I would imagine that applications would each pick two or three tags randomly and just hope that there aren't too many conflicts. It seems that the tags are ephemeral, so if the two applications aren't simultaneously writing there shouldn't be much problem.

Coordination between separate applications

Posted Apr 15, 2015 23:13 UTC (Wed) by brouhaha (subscriber, #1698) [Link]

For that reason and others, it seems like using an 8-bit stream ID is overly restrictive.

Write-stream IDs

Posted Apr 10, 2015 10:16 UTC (Fri) by amonnet (guest, #54852) [Link] (1 responses)

Great, let's wait all userspace make (correct) use of this (linux only) feature !!

or

Assume that programmers have already made their homework, putting different kind of files in different directory (think log, cache, data, run files ...). If they have not, they will not do it now for you with this obscure feature.

Dirname is your stream id !

+++

Write-stream IDs

Posted Apr 10, 2015 15:23 UTC (Fri) by flussence (guest, #85566) [Link]

Presumably this is something intended for high-level APIs like GTK/Qt, where the toolkit takes care of all the OS-specific details. (They've hopefully gotten better at that job ever since the mass panic where ext4 started eating people's config files...)
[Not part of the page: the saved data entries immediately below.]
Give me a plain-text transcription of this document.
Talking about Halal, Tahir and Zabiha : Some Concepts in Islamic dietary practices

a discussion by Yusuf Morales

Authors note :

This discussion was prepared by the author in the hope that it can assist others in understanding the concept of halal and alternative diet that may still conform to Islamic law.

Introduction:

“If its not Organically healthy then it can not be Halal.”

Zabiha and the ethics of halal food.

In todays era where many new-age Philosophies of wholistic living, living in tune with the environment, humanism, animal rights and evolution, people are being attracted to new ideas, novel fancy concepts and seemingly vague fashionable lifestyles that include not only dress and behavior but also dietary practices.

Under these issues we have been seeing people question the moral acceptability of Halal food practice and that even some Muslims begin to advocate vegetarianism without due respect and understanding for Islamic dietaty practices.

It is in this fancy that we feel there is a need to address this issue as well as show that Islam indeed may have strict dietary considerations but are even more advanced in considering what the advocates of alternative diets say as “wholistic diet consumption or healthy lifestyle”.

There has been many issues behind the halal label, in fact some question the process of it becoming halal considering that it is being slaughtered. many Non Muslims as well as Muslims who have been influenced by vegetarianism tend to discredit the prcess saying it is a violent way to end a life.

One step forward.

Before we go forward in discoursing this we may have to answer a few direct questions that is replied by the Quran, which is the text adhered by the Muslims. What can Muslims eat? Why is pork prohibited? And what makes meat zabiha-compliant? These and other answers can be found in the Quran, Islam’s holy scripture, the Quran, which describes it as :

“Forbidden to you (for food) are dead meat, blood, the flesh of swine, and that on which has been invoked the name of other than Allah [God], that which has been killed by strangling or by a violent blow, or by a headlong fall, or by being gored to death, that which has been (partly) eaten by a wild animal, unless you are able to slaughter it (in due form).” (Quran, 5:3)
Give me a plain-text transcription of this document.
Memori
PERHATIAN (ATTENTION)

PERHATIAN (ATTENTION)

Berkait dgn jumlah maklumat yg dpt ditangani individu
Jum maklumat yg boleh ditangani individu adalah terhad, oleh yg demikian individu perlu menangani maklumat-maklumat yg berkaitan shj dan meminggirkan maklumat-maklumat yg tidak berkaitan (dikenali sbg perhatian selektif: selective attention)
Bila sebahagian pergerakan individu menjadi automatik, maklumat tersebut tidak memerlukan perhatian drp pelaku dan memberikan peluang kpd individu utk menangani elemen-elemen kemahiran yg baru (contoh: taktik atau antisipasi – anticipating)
I don't like the idea of automatic heuristics based on assumed filesystem usage, but I *would* use a way to declare usage patterns per directory; for example, marking /var/tmp or /home/*/.cache/ as expendable, and then having those behave like a disk-backed tmpfs where only memory pressure or unmounting can trigger writeback.

Write-stream IDs

Posted Apr 16, 2015 0:42 UTC (Thu) by scientes (guest, #83068) [Link] (1 responses)

Why don't we throw the block layer away entirely along with the FTL and use mtd for SSDs?

Write-stream IDs

Posted Apr 17, 2015 13:40 UTC (Fri) by intgr (subscriber, #39733) [Link]

People keep bringing up this question. To me, the answer seems obvious: because without the FTL, software bugs or misconfiguration can damage the hardware (when not doing proper wear levelling). With rare exceptions, hardware is usually designed to be safe from software bugs.

Sure, the firmware-level FTL can also have bugs, but when the firmware is buggy then it can only be the HW vendor's fault. With a fully software FTL, who takes the blame? Who foots the bill for replacing damaged hardware? This is also not a problem with software FTL on tightly integrated embedded devices, such as cell phones, because the hardware and software comes from the same place.